Plastalina modeling clay is an oil-based clay, made by a variety of manufacturers, that's used extensively by animators and sculptors. The clay is non-hardening, coming in four versions of consistency. The soft version is useful for larger sculptures, medium clay used for busts and figure work, medium-firm for models and small objects, and extra-hard plastalina for work requiring a high level of detail. Even with the wide choices of firmness, you sometimes still need to soften the clay. This is often due to the clay being just a bit too hard to work with for your chosen sculpting style. Softening the clay can fix this issue, and be done either temporarily or permanently.
Things You'll Need
Temporarily soften your plastalina modeling clay by increasing the temperature of the clay. Turn on a hair dryer to a low setting and hold it 3 to 5 inches from the surface of the clay. Run the dryer over the clay's surface in a constant motion to gently heat the clay.

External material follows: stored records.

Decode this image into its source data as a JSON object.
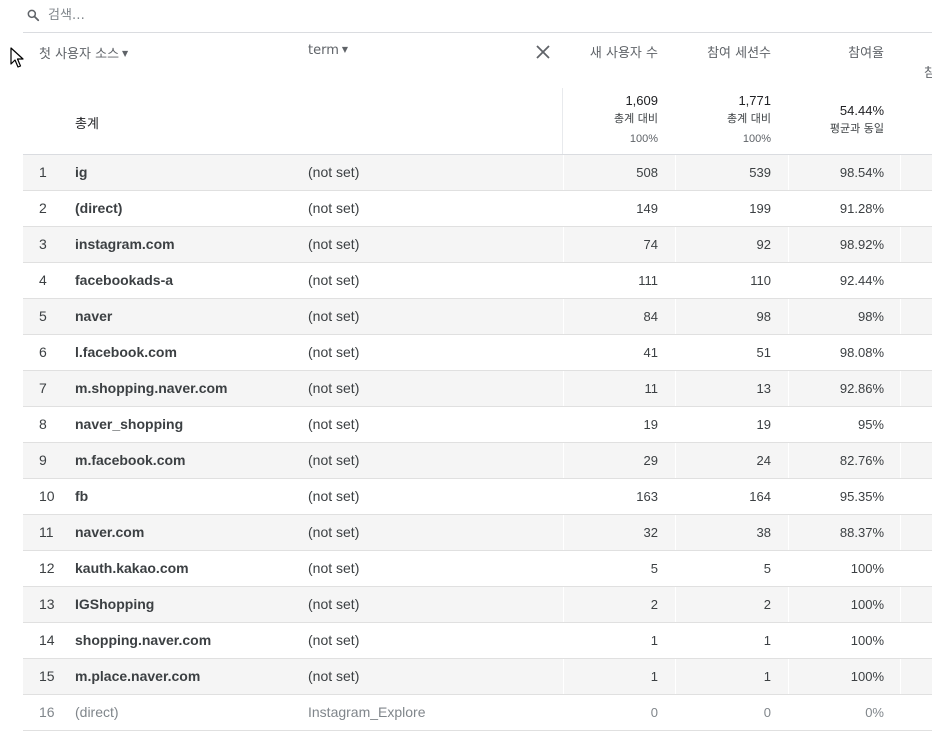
{
  "search": {
    "placeholder": "검색…"
  },
  "columns": {
    "dimension1": "첫 사용자 소스",
    "dimension2": "term",
    "metric1": "새 사용자 수",
    "metric2": "참여 세션수",
    "metric3": "참여율",
    "metric4_cut": "참"
  },
  "totals": {
    "label": "총계",
    "metric1": {
      "value": "1,609",
      "caption": "총계 대비",
      "pct": "100%"
    },
    "metric2": {
      "value": "1,771",
      "caption": "총계 대비",
      "pct": "100%"
    },
    "metric3": {
      "value": "54.44%",
      "caption": "평균과 동일"
    }
  },
  "rows": [
    {
      "idx": "1",
      "source": "ig",
      "term": "(not set)",
      "new_users": "508",
      "sessions": "539",
      "rate": "98.54%"
    },
    {
      "idx": "2",
      "source": "(direct)",
      "term": "(not set)",
      "new_users": "149",
      "sessions": "199",
      "rate": "91.28%"
    },
    {
      "idx": "3",
      "source": "instagram.com",
      "term": "(not set)",
      "new_users": "74",
      "sessions": "92",
      "rate": "98.92%"
    },
    {
      "idx": "4",
      "source": "facebookads-a",
      "term": "(not set)",
      "new_users": "111",
      "sessions": "110",
      "rate": "92.44%"
    },
    {
      "idx": "5",
      "source": "naver",
      "term": "(not set)",
      "new_users": "84",
      "sessions": "98",
      "rate": "98%"
    },
    {
      "idx": "6",
      "source": "l.facebook.com",
      "term": "(not set)",
      "new_users": "41",
      "sessions": "51",
      "rate": "98.08%"
    },
    {
      "idx": "7",
      "source": "m.shopping.naver.com",
      "term": "(not set)",
      "new_users": "11",
      "sessions": "13",
      "rate": "92.86%"
    },
    {
      "idx": "8",
      "source": "naver_shopping",
      "term": "(not set)",
      "new_users": "19",
      "sessions": "19",
      "rate": "95%"
    },
    {
      "idx": "9",
      "source": "m.facebook.com",
      "term": "(not set)",
      "new_users": "29",
      "sessions": "24",
      "rate": "82.76%"
    },
    {
      "idx": "10",
      "source": "fb",
      "term": "(not set)",
      "new_users": "163",
      "sessions": "164",
      "rate": "95.35%"
    },
    {
      "idx": "11",
      "source": "naver.com",
      "term": "(not set)",
      "new_users": "32",
      "sessions": "38",
      "rate": "88.37%"
    },
    {
      "idx": "12",
      "source": "kauth.kakao.com",
      "term": "(not set)",
      "new_users": "5",
      "sessions": "5",
      "rate": "100%"
    },
    {
      "idx": "13",
      "source": "IGShopping",
      "term": "(not set)",
      "new_users": "2",
      "sessions": "2",
      "rate": "100%"
    },
    {
      "idx": "14",
      "source": "shopping.naver.com",
      "term": "(not set)",
      "new_users": "1",
      "sessions": "1",
      "rate": "100%"
    },
    {
      "idx": "15",
      "source": "m.place.naver.com",
      "term": "(not set)",
      "new_users": "1",
      "sessions": "1",
      "rate": "100%"
    },
    {
      "idx": "16",
      "source": "(direct)",
      "term": "Instagram_Explore",
      "new_users": "0",
      "sessions": "0",
      "rate": "0%"
    }
  ]
}
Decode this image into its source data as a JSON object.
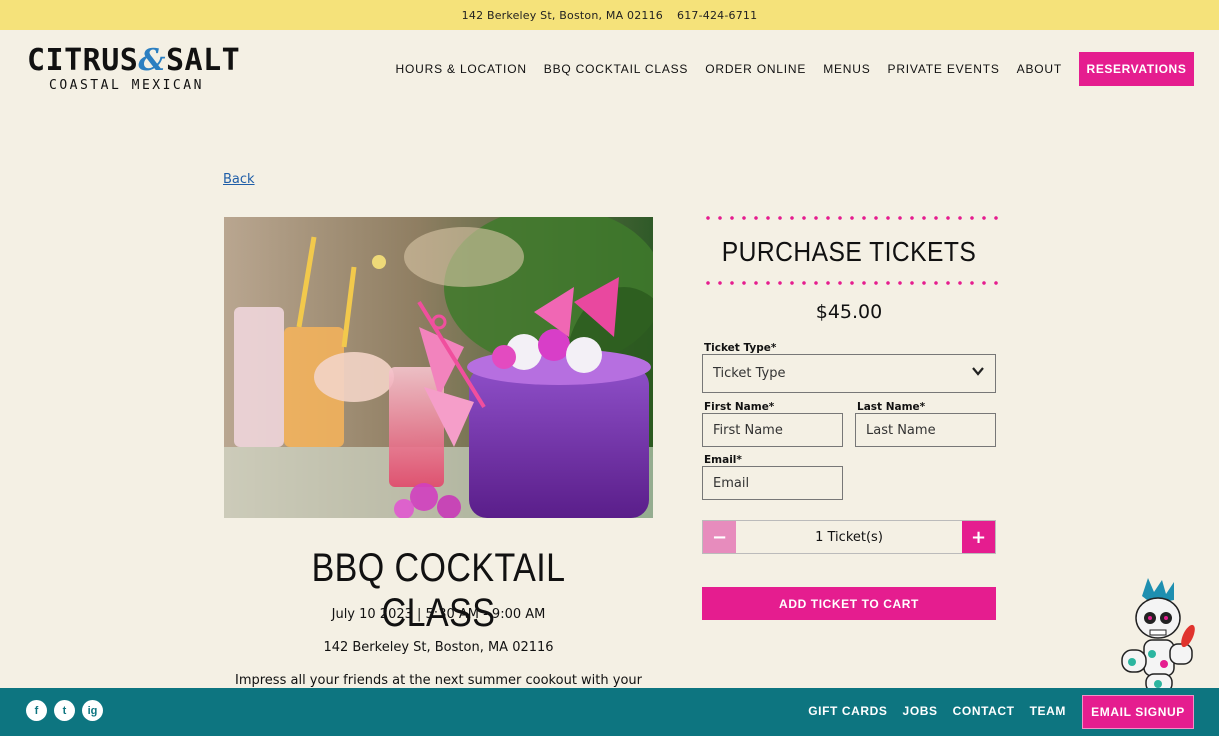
{
  "topbar": {
    "address": "142 Berkeley St, Boston, MA 02116",
    "phone": "617-424-6711"
  },
  "logo": {
    "part1": "CITRUS",
    "amp": "&",
    "part2": "SALT",
    "tagline": "COASTAL MEXICAN"
  },
  "nav": {
    "items": [
      "HOURS & LOCATION",
      "BBQ COCKTAIL CLASS",
      "ORDER ONLINE",
      "MENUS",
      "PRIVATE EVENTS",
      "ABOUT"
    ],
    "reservations": "RESERVATIONS"
  },
  "back": "Back",
  "event": {
    "title": "BBQ COCKTAIL CLASS",
    "date": "July 10 2023 | 5:30 AM - 9:00 AM",
    "address": "142 Berkeley St, Boston, MA 02116",
    "description": "Impress all your friends at the next summer cookout  with your"
  },
  "purchase": {
    "title": "PURCHASE TICKETS",
    "price": "$45.00",
    "ticket_type_label": "Ticket Type*",
    "ticket_type_value": "Ticket Type",
    "first_name_label": "First Name*",
    "first_name_placeholder": "First Name",
    "last_name_label": "Last Name*",
    "last_name_placeholder": "Last Name",
    "email_label": "Email*",
    "email_placeholder": "Email",
    "quantity": "1 Ticket(s)",
    "minus": "−",
    "plus": "+",
    "add_to_cart": "ADD TICKET TO CART"
  },
  "footer": {
    "social": [
      "f",
      "t",
      "ig"
    ],
    "links": [
      "GIFT CARDS",
      "JOBS",
      "CONTACT",
      "TEAM"
    ],
    "email_signup": "EMAIL SIGNUP"
  },
  "colors": {
    "accent": "#e51d8f",
    "footer": "#0d7580",
    "topbar": "#f5e27a",
    "background": "#f4f0e4"
  }
}
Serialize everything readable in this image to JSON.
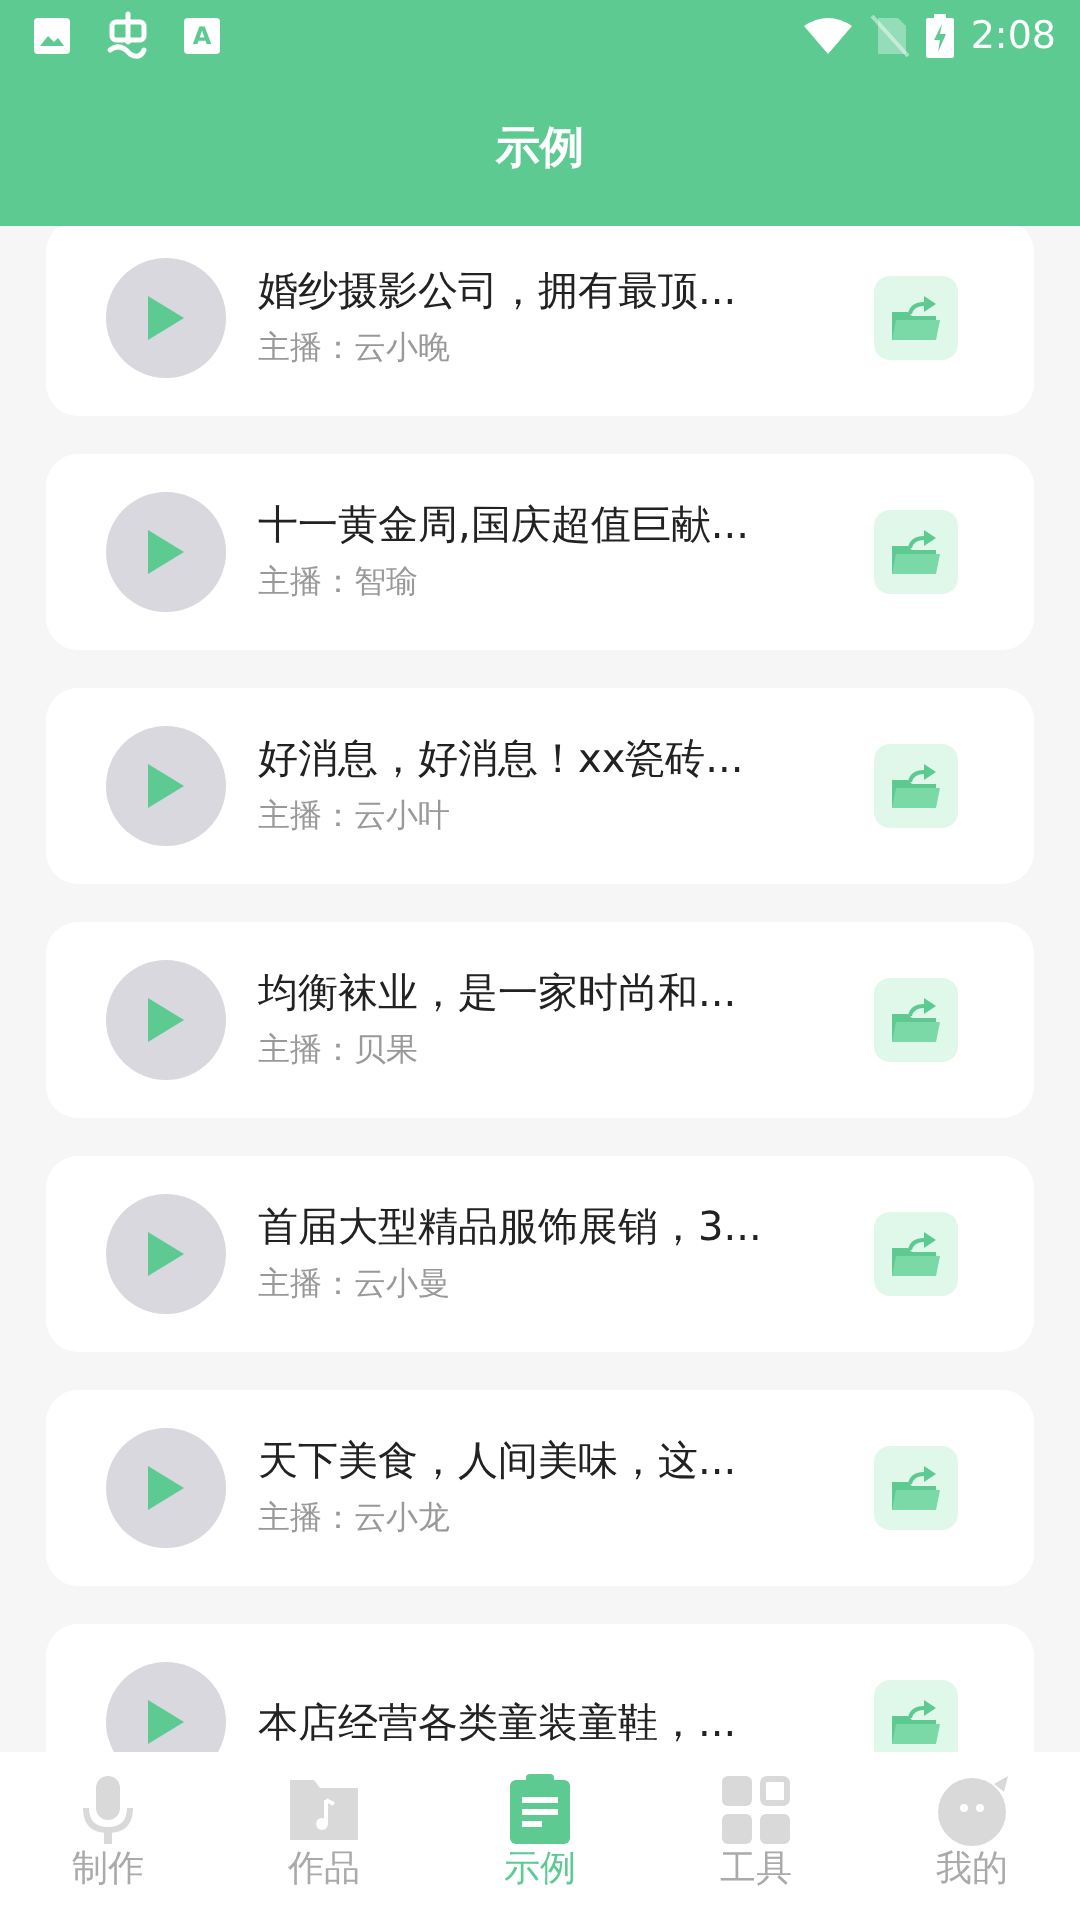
{
  "status_bar": {
    "badge_letter": "A",
    "time": "2:08"
  },
  "header": {
    "title": "示例"
  },
  "items": [
    {
      "title": "婚纱摄影公司，拥有最顶...",
      "host": "主播：云小晚"
    },
    {
      "title": "十一黄金周,国庆超值巨献...",
      "host": "主播：智瑜"
    },
    {
      "title": "好消息，好消息！xx瓷砖...",
      "host": "主播：云小叶"
    },
    {
      "title": "均衡袜业，是一家时尚和...",
      "host": "主播：贝果"
    },
    {
      "title": "首届大型精品服饰展销，3...",
      "host": "主播：云小曼"
    },
    {
      "title": "天下美食，人间美味，这...",
      "host": "主播：云小龙"
    },
    {
      "title": "本店经营各类童装童鞋，..."
    }
  ],
  "tabs": [
    {
      "kind": "mic",
      "label": "制作",
      "selected": false
    },
    {
      "kind": "folder",
      "label": "作品",
      "selected": false
    },
    {
      "kind": "clipboard",
      "label": "示例",
      "selected": true
    },
    {
      "kind": "grid",
      "label": "工具",
      "selected": false
    },
    {
      "kind": "face",
      "label": "我的",
      "selected": false
    }
  ]
}
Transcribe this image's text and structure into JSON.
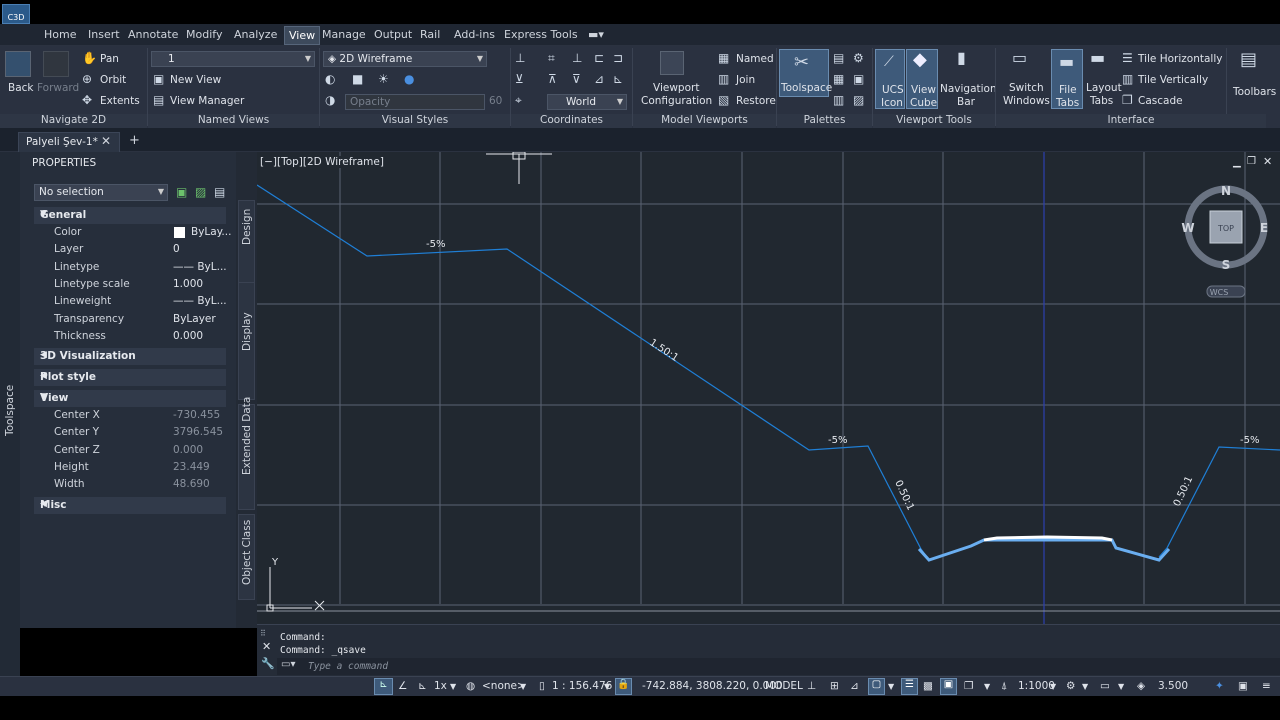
{
  "menu": {
    "items": [
      "Home",
      "Insert",
      "Annotate",
      "Modify",
      "Analyze",
      "View",
      "Manage",
      "Output",
      "Rail",
      "Add-ins",
      "Express Tools"
    ],
    "active": "View"
  },
  "ribbon": {
    "navigate2d": {
      "title": "Navigate 2D",
      "back": "Back",
      "forward": "Forward",
      "pan": "Pan",
      "orbit": "Orbit",
      "extents": "Extents"
    },
    "named_views": {
      "title": "Named Views",
      "combo_value": "1",
      "new_view": "New View",
      "view_manager": "View Manager"
    },
    "visual_styles": {
      "title": "Visual Styles",
      "combo_value": "2D Wireframe",
      "opacity_label": "Opacity",
      "opacity_value": "60"
    },
    "coordinates": {
      "title": "Coordinates",
      "ucs_value": "World"
    },
    "model_viewports": {
      "title": "Model Viewports",
      "viewport_config_line1": "Viewport",
      "viewport_config_line2": "Configuration",
      "named": "Named",
      "join": "Join",
      "restore": "Restore"
    },
    "palettes": {
      "title": "Palettes",
      "toolspace": "Toolspace"
    },
    "viewport_tools": {
      "title": "Viewport Tools",
      "ucs_icon_line1": "UCS",
      "ucs_icon_line2": "Icon",
      "view_cube_line1": "View",
      "view_cube_line2": "Cube",
      "nav_bar_line1": "Navigation",
      "nav_bar_line2": "Bar"
    },
    "interface": {
      "title": "Interface",
      "switch_line1": "Switch",
      "switch_line2": "Windows",
      "file_tabs_line1": "File",
      "file_tabs_line2": "Tabs",
      "layout_tabs_line1": "Layout",
      "layout_tabs_line2": "Tabs",
      "tile_h": "Tile Horizontally",
      "tile_v": "Tile Vertically",
      "cascade": "Cascade",
      "toolbars": "Toolbars"
    }
  },
  "file_tab": {
    "name": "Palyeli Şev-1*"
  },
  "properties": {
    "title": "PROPERTIES",
    "selection": "No selection",
    "general": {
      "header": "General",
      "rows": [
        {
          "k": "Color",
          "v": "ByLay..."
        },
        {
          "k": "Layer",
          "v": "0"
        },
        {
          "k": "Linetype",
          "v": "—— ByL..."
        },
        {
          "k": "Linetype scale",
          "v": "1.000"
        },
        {
          "k": "Lineweight",
          "v": "—— ByL..."
        },
        {
          "k": "Transparency",
          "v": "ByLayer"
        },
        {
          "k": "Thickness",
          "v": "0.000"
        }
      ]
    },
    "viz3d": "3D Visualization",
    "plot_style": "Plot style",
    "view": {
      "header": "View",
      "rows": [
        {
          "k": "Center X",
          "v": "-730.455"
        },
        {
          "k": "Center Y",
          "v": "3796.545"
        },
        {
          "k": "Center Z",
          "v": "0.000"
        },
        {
          "k": "Height",
          "v": "23.449"
        },
        {
          "k": "Width",
          "v": "48.690"
        }
      ]
    },
    "misc": "Misc"
  },
  "palette_tabs": [
    "Design",
    "Display",
    "Extended Data",
    "Object Class"
  ],
  "toolspace_label": "Toolspace",
  "viewport": {
    "label": "[−][Top][2D Wireframe]",
    "annotations": [
      "-5%",
      "1.50:1",
      "-5%",
      "0.50:1",
      "0.50:1",
      "-5%"
    ],
    "compass": {
      "n": "N",
      "s": "S",
      "e": "E",
      "w": "W",
      "top": "TOP",
      "wcs": "WCS"
    },
    "ucs_y": "Y",
    "colors": {
      "line": "#1f7fd6",
      "grid": "#5a6373",
      "bg": "#212830",
      "accent": "#6aaef0"
    }
  },
  "command": {
    "history": [
      "Command:",
      "Command: _qsave"
    ],
    "placeholder": "Type a command"
  },
  "status": {
    "coords": "-742.884, 3808.220, 0.000",
    "model": "MODEL",
    "scale_ratio": "1 : 156.476",
    "annot_scale": "1:1000",
    "lineweight": "3.500",
    "none": "<none>",
    "one_x": "1x"
  }
}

Kneed the clay vigorously to spread the heat throughout the clay evenly. The process of applying the heat and the motion of kneading the clay will soften it for working. Once the clay cools, it will return to its previous level of firmness.
Permanently soften the clay by adding a small amount of mineral oil. Rub the oil onto a small surface of the clay and then wedge the clay to disperse the oil throughout. Wedging requires that you take the lump of clay and throw it down hard onto a work bench. When on the bench, work the lump of clay by cutting it in half and turning one piece 90 degrees before placing it atop the second piece and kneading it together. Repeat the process several times until the clay is a uniform firmness. The more oil added, the softer the clay becomes.
Applying too much heat to plastalina may melt the clay completely.